Fire fighting equipment acquired over the years has been equally vital.

“When we started,” recalls Jenkins, “we used to enter a burning structure and just hold our breath till we couldn’t hold it any more and run out for air. When we got breathing apparatus, it changed everything.”
Firefighters not only receive continual training with regard to new fire fighting techniques and equipment, but also in applications for rescue and extrication.

“That’s my special interest,” says Seymore, who admits to being drawn to the department’s Extrication Team as a young man.

“When the Extrication Team started,” Jenkins explains, “it mostly consisted of guys who worked in the automotive field, who knew mechanics, because it involved rescuing people from vehicles.”

The team was established in the early 1980s with a handful of interested fire fighting personnel and a used bread truck that was transformed into the department’s first rescue unit.

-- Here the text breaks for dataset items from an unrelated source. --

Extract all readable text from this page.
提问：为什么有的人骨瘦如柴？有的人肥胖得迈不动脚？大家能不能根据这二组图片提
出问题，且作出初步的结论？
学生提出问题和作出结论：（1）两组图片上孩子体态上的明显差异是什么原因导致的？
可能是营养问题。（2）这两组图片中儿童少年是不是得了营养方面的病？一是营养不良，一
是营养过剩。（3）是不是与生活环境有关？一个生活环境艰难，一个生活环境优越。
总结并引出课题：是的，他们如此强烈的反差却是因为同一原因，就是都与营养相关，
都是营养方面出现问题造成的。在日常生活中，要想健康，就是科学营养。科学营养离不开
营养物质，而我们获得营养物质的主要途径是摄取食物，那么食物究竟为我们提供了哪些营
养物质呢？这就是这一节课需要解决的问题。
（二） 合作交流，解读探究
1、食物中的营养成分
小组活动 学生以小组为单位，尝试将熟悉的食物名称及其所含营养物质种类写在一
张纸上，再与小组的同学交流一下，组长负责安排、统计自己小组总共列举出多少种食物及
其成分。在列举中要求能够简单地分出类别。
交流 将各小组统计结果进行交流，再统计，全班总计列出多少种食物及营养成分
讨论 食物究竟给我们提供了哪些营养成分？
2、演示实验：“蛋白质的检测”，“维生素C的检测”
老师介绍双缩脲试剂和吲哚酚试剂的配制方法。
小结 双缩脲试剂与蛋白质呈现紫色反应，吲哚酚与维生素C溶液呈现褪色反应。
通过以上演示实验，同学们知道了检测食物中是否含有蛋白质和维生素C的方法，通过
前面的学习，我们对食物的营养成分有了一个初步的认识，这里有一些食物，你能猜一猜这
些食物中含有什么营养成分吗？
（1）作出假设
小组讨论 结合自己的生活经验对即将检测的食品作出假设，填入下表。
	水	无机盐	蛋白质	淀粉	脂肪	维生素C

Today, that unit is a well-oiled machine that regularly is trained in every aspect of vehicle rescue. They are often called upon by neighboring department’s for assistance and have gained the respect of units across southeast Missouri for their expertise in the area of emergency extrication and rescue.

As imperative to the department as its training and equipment is the camaraderie among its personnel. Within the department there seems to exist a “brotherhood,” a special bond that is evident both on and off duty, often interjected with humor, but always with the assurance that they have each other’s back at all times.

“You’ve got to have people you can trust, and we all have to work together,” Seymore notes. “We have a younger generation of firefighters, and then another group that’s more established, and then this group of senior members that somehow I’m now a part of. There’s an overall respect for each other in all we do that might sometimes be unspoken, but we each know it exists. If it didn’t, we wouldn’t be the department that we’ve become over the years.”